I'm trying to solve this question in preparation for my upcoming uni subject, i believe i understand it properly but im not quite sure, would like some assurance or guidance.
(a) Use Stokes Theorem to Evaluate $$\int\int_s\triangledown\times F\cdot dS$$ Where $$F=yz\hat i-xy \hat j+\hat k$$ and S is the hemisphere $x^2+y^2+(z-1)^2=4$ with $z\geq 1$ oriented upward
My answer is $-4\pi$ (working below) can someone confirm if this is correct, if not why. Thanks.
$$x^2+y^2+(1-1)^2=4$$ $$x^{2}+y^{2}=4$$ $$r(t)=<2cos(t),2sin(t),0>$$ $$F=[2sin(t)(1)\hat i-2cos(t)\cdot 2sin(t)+1]$$ giving $$\int^{2\pi}_{0}\left[((2\sin t)(-2\sin t))-(2\cos t\cdot 2\sin t)(2\cos t)\right]dt$$ and then solving this to get $$-4\pi$$
Somehow you end up calculating the right integral but for the life of me I don't understand your expression $F=[2sin(t)(1)\hat i-2cos(t)\cdot 2sin(t)+1]\,.$
A correct way of naming the theorem is "the Stokes theorem" or "Stokes' theorem".

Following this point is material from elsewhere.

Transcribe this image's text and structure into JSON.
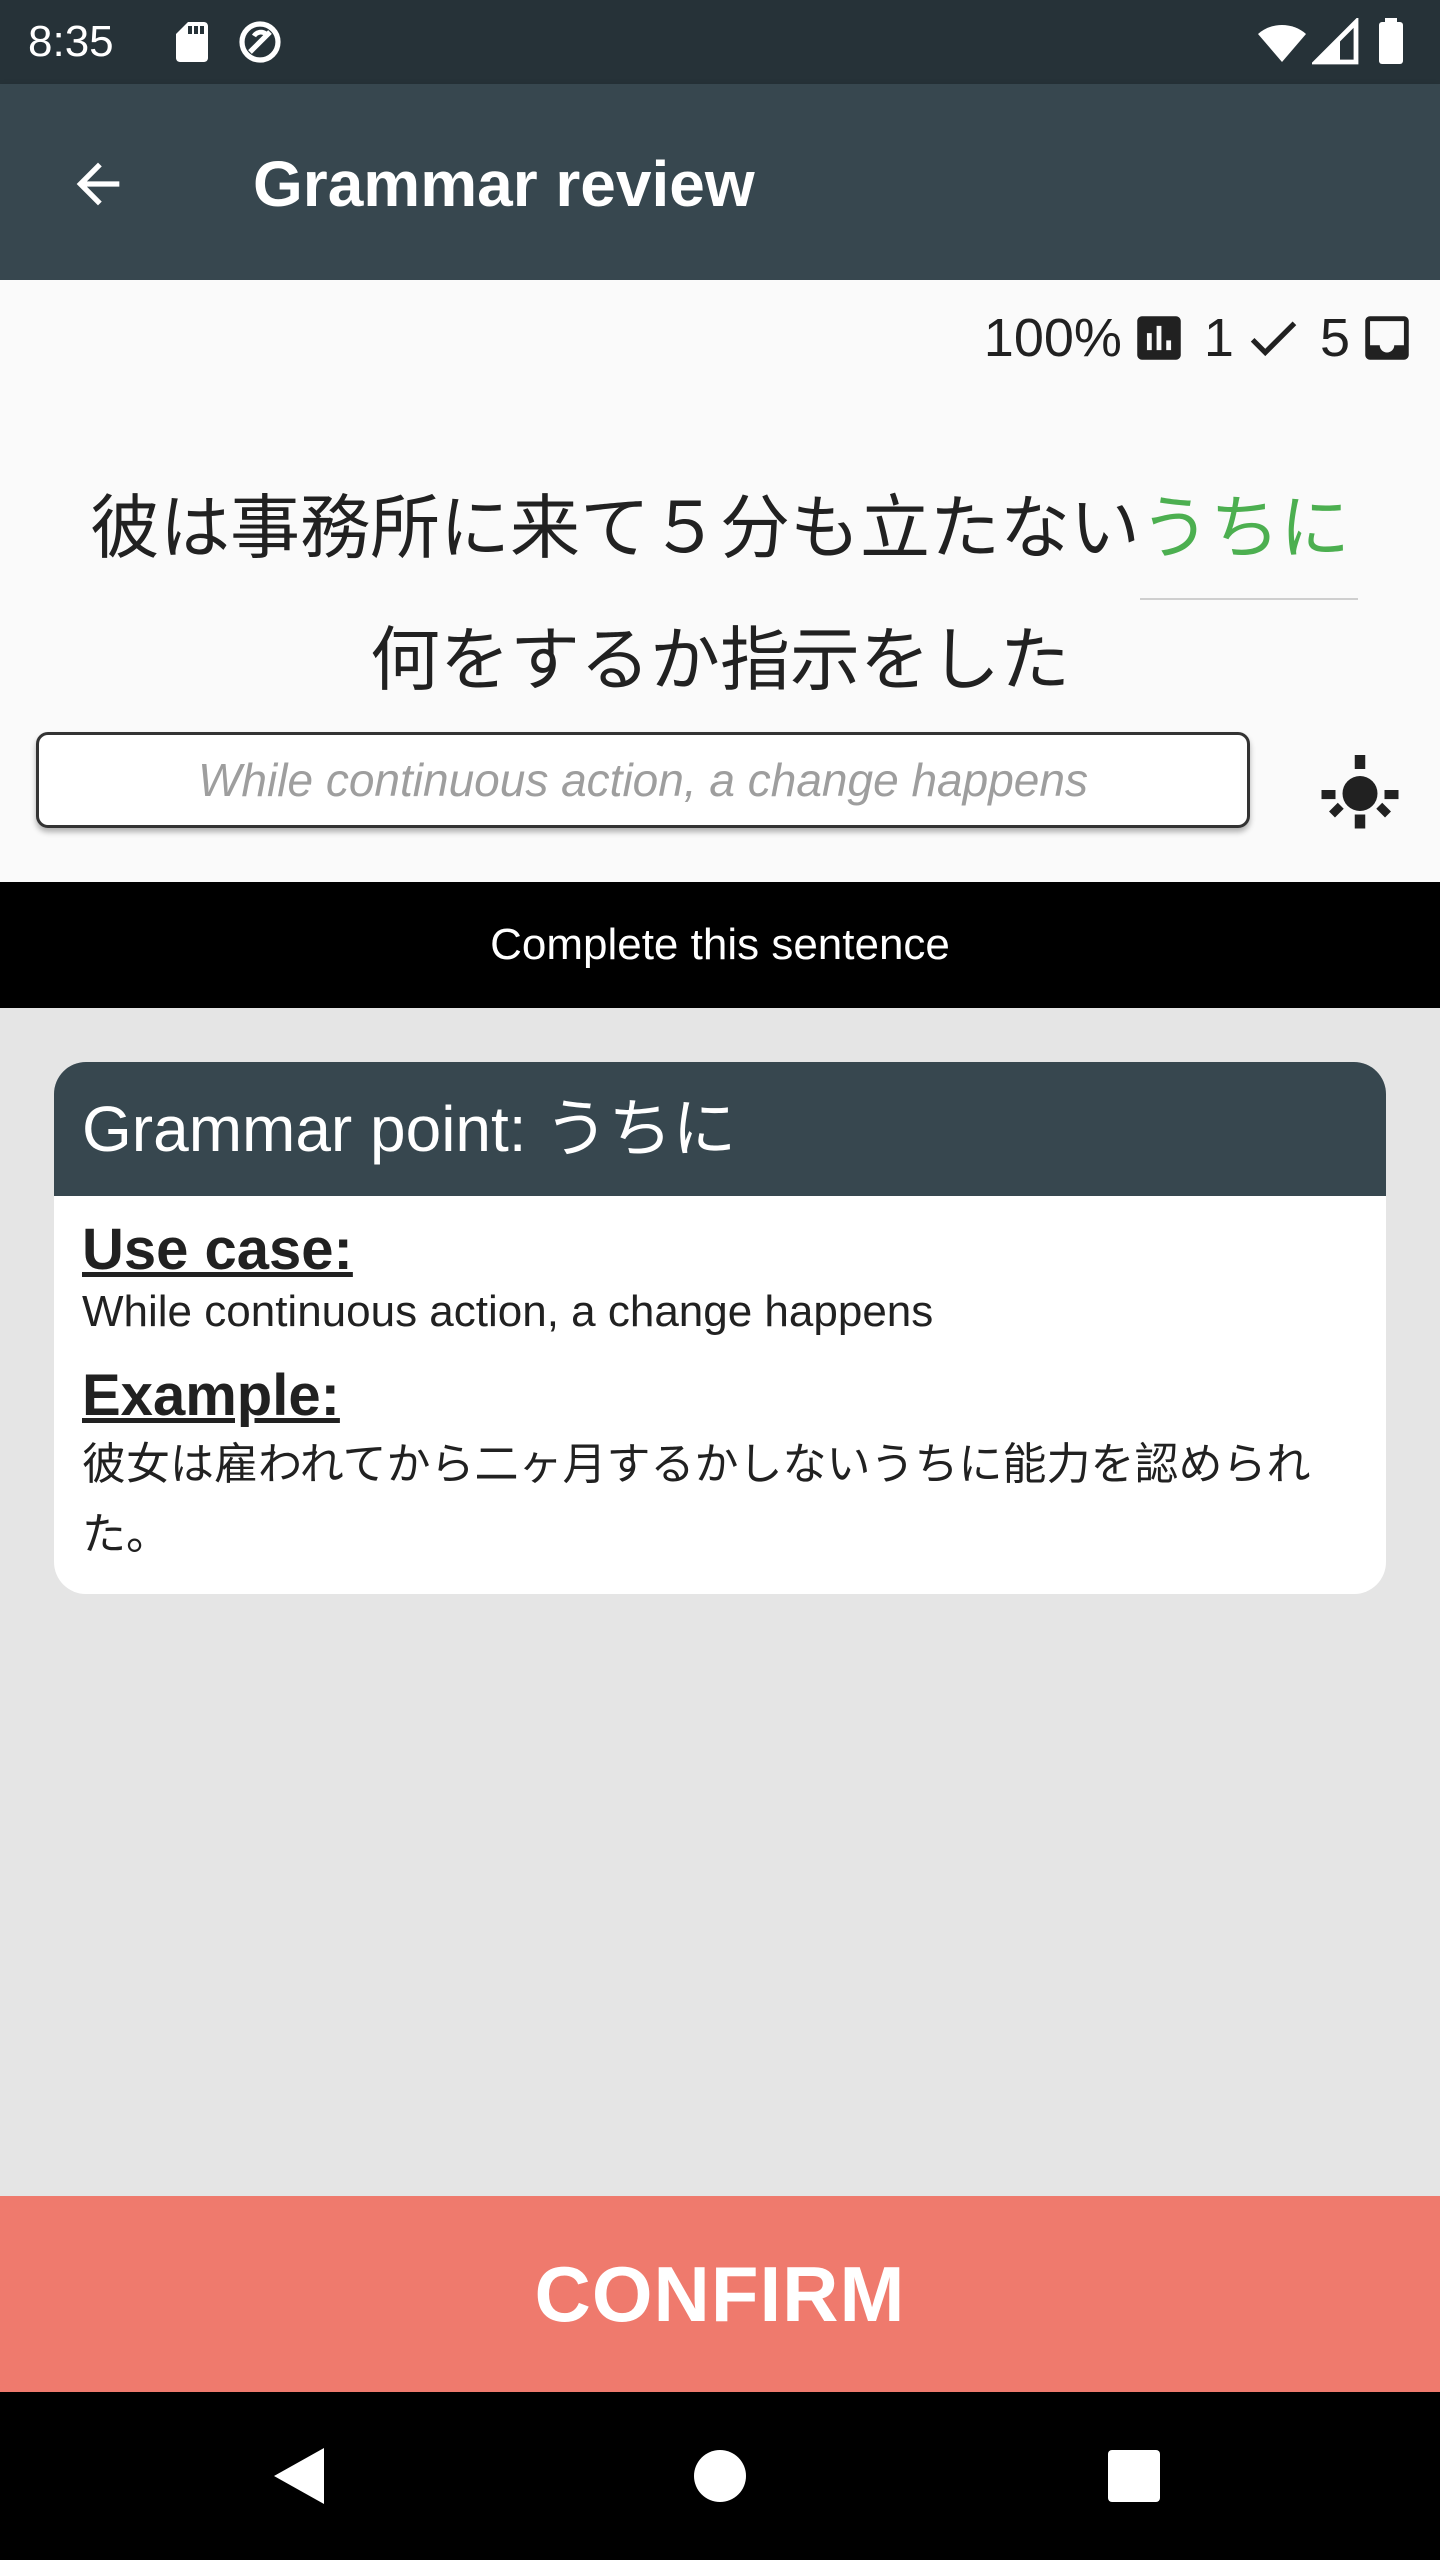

A reader friendly solution would tell us that you are calculating the line integral of $F$ over the boundary of the hemisphere. Have you thought about orientation? Why is the result not $+4\pi\,?$
It would not hurt to say a few words why the correct equation for that boundary is $x^2+y^2=4\,.$
With the parametrization $t\mapsto \gamma(t):=(r\cos t,r\sin t,1)$ of that boundary $(r=2)$ the line integral is then
\begin{align} \int_0^{2\pi}F(\gamma(t))\cdot \dot \gamma(t)\,dt&=\int_0^{2\pi}\underbrace{\begin{pmatrix}r\sin t\\-r^2\cos t\sin t\\1\end{pmatrix}}_{\begin{pmatrix}yz\\-xy\\1\end{pmatrix}}\cdot\begin{pmatrix}-r\sin t\\r\cos t\\0\end{pmatrix}\,dt\\ &=\int_0^{2\pi}-r^2\sin^2 t-r^3\cos^2 t\sin t\,dt=-r^2\int_0^{2\pi}\sin^2t\,dt\\ &=-4\pi\,. \end{align}